Des avancées importantes dans la recherche sur les végétaux pour vous aider dans vos champs

Cette semaine je réfléchissais aux contributions des chercheurs à l'industrie légumière de l'Ontario au cours de ces dernières années. Ils travaillent souvent dans l'ombre, leurs découvertes et innovations sont intégrées dans les recommandations relatives à la production et dans de nouveaux outils, parfois sans que l'industrie agroalimentaire réalise qui est à la source de ces outils.

L'équipe de pathologie des cultures du ministère de l'Agriculture et de l'Agroalimentaire à London nous en donne de bons exemples. Cette équipe a rassemblé les Dre Diane Cuppels, Dr Ken Conn, Dr Jim Traquair, Dr Katherine Dobinson, Dr Pervaiz Abbasi et de nombreux autres au cours des années. Pour en savoir plus sur ces personnes, visitez le site http://bit.ly/AAFClondon.
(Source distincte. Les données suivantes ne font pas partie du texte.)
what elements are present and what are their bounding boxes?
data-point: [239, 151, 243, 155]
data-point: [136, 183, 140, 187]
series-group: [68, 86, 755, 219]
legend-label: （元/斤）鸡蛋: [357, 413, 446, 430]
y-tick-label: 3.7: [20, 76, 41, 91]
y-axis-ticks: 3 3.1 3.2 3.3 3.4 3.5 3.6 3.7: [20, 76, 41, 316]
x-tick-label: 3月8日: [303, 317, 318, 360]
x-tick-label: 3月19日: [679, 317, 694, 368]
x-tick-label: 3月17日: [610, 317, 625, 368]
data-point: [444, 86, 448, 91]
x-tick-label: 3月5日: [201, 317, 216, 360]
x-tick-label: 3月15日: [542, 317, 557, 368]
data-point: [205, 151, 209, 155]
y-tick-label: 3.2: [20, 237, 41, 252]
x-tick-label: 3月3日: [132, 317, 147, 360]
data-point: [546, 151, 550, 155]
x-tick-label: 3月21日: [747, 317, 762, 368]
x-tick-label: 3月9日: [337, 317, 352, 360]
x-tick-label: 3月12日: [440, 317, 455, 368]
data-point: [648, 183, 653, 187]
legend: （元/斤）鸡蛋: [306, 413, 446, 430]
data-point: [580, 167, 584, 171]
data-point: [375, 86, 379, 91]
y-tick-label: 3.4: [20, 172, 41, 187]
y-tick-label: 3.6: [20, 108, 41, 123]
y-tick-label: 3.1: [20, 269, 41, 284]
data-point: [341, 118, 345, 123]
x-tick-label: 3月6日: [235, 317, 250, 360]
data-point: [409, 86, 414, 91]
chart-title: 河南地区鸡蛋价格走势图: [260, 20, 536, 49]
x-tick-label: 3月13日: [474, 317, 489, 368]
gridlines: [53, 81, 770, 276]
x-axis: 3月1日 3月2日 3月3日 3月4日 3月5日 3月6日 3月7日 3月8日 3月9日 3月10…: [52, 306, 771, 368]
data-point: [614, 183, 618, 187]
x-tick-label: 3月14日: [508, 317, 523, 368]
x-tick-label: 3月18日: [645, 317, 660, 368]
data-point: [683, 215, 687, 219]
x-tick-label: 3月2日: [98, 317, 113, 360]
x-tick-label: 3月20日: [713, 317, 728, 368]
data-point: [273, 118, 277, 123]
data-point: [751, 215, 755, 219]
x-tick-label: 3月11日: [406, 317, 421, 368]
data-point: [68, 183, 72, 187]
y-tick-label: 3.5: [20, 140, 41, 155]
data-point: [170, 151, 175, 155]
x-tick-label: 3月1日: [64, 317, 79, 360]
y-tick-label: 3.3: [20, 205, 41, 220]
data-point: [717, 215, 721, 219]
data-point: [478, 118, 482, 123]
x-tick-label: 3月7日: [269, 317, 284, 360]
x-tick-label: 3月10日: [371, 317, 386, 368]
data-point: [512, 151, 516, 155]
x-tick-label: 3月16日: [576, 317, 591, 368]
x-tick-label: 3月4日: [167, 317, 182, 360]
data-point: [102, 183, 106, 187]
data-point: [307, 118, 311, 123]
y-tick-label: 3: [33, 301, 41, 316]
Grâce à leur travail sur la maladie bactérienne de la tomate, nous avons une meilleure connaissance des mauvaises herbes et des cultures alternées qui permettent à la bactérie responsable la maladie de survivre entre les récoltes de tomates. Ils ont découvert que la souche dominante de tache bactérienne en Ontario s'était décalée et ils ont approfondi notre compréhension de la façon dont la maladie se propage. Ils ont mesuré la capacité de la bactérie à hiverner dans les sols du sud-ouest de l'Ontario et ont découvert que la nouvelle souche pouvait mieux résister à l'hiver que les anciennes souches. Ils ont étudié le développement de la résistance des populations bactériennes aux produits utilisés pour contenir les maladies qu'elles provoquent. La maladie bactérienne de la tomate est l'un des défis les plus importants dans notre zone de production et il y a encore tant de questions auxquelles il faut trouver des réponses pour aider le secteur de la tomate à rester compétitif et durable.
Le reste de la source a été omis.